There’s nothing more self-deceiving and underhanded than a believer masquerading as a skeptic. Skeptics always tell us the flaws of a position, but rarely the strengths of their own. Their finger is forever pointed outwards and never inwards. But in a skeptic we want to know what they do believe. Before arguing, we want to know what we need not argue about.
“They didn’t know what it would mean by voting to leave”
“I think it is absolutely fair to say that most people did not realise that the Brexit vote would trigger the chain of events that [has] happened so far”
“Populations with lower qualifications were significantly more likely to vote Leave”
“Brexit means stupid – so who voted for this?”
“They voted to TAKE BACK CONTROL. They did not vote for no-deal and its implications”
What we observe about the discussion generally is that people do not know how to begin to think. Take the media headlines above. The conversation starts at the end of every controversy and those involved seem to know little about where it began or what it is all about. They just know how they feel about it. They state beliefs as facts, from whence all dogma seeds, then work their way backwards. All their arguments start with an assumption; that is, with something that they do not doubt. And the biggest assumption of all seems to be their intellectual and moral superiority over those they disagree with.

Almost the entire discourse is being shaped by the Brexit skeptics, who allow themselves to sit with dignity while asking those who voted Leave to dance the Fandango. Explain yourselves…you didn’t understand what you voted for, did you?! “The Leave vote didn’t understand the implications of a no-deal Brexit! And they certainly didn’t vote for a no-deal Brexit!”
This flavour of arguments is false for several reasons. Firstly, because it is caddish. It’s like telling women to know their place and to make way for the men. The Remainers know best and the Brexiters, don’t. And that’s all there is to be said about it.
Here, everything that is said against the Leave vote can be equally applied to the Remain side of the coin; but is conspicuous by its absence. With that in mind, I say arise Remainers and kick those feet. I bet most didn’t understand the implications of voting Remain and ceding even more power to an already bloated bureaucracy. I bet they couldn’t give me a meaningful critique on Friedrich Hayek’s, ‘The Road to Serfdom’. Oh, and yes, could they tell me please about the composition of the Council of Ministers, about the measures and updated terms in the Treaty of Lisbon and the political background of Federica Mogherini?

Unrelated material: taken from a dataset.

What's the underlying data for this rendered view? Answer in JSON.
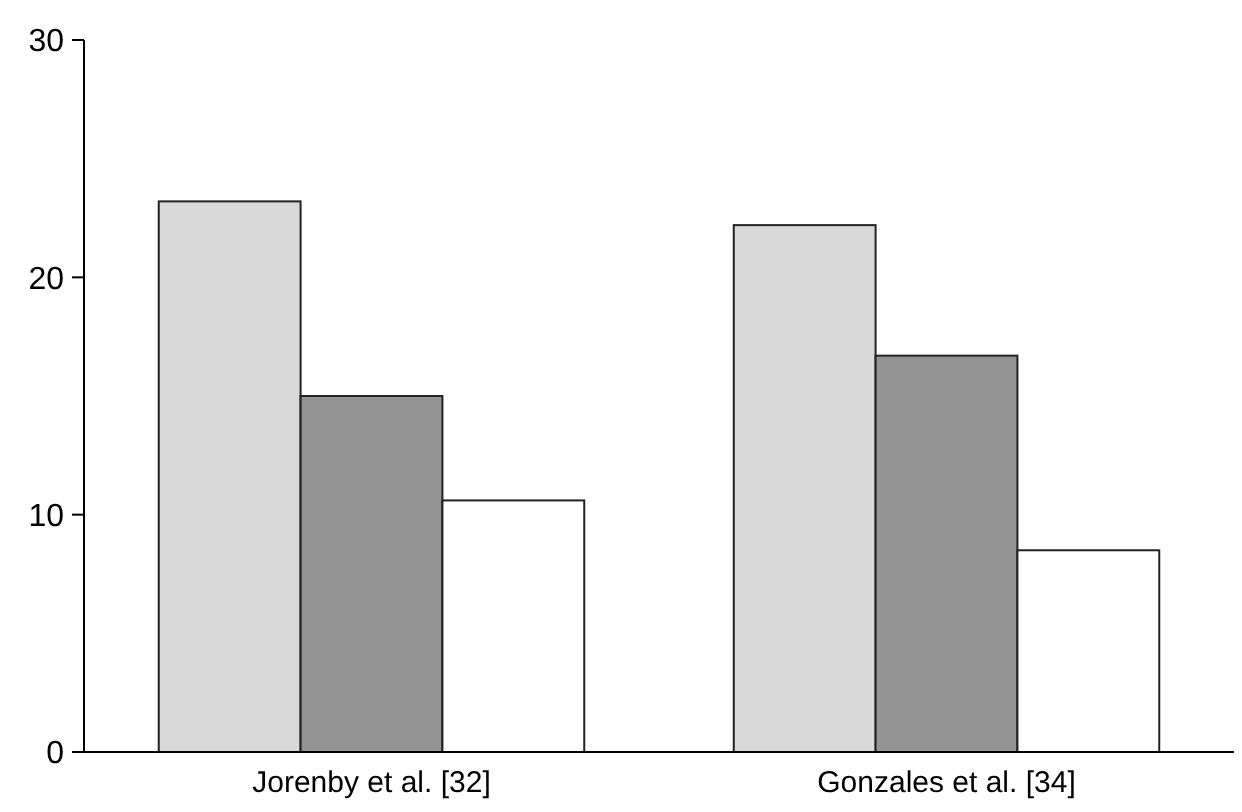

“But more people on the Leave side were uninformed!”
This, of course, is irrelevant, even if it were true. There’s an underlying assumption that the more you discover uneducated Brexit voters the more you have diminished the credit of Brexit itself. But this argument says nothing about Truth, nor what’s the best course for the British people. And more importantly, it has nothing to do with what is a clear democratic mandate. It’s the classic argument from authority – or lack of authority, in this instance. There’s been a biblical deluge of logical fallacies in this sorry affair. Of course there has.
The inference to be made from this stampede is not that Remainers believe most British people to be stupid, that’s obvious; it’s that they believe themselves to not be stupid. Yet they dishonestly hide their pro-EU sentiments behind a curtain of Brexit skepticism, without ever taking the stage in their own right. They’re like schoolchildren who unfavourably mark their rivals’ exam papers without ever sitting for it themselves.
Less of an assault on those who voted leave, because opinions can change; rather, this invidious discourse has been a savage attack on democratic rule itself, which I suppose is quite apposite all considered.
“If God is dead, and man is highest, then truth is decided by the majority”- and if the majority get the wrong answer, they have to keep voting til they get the right one!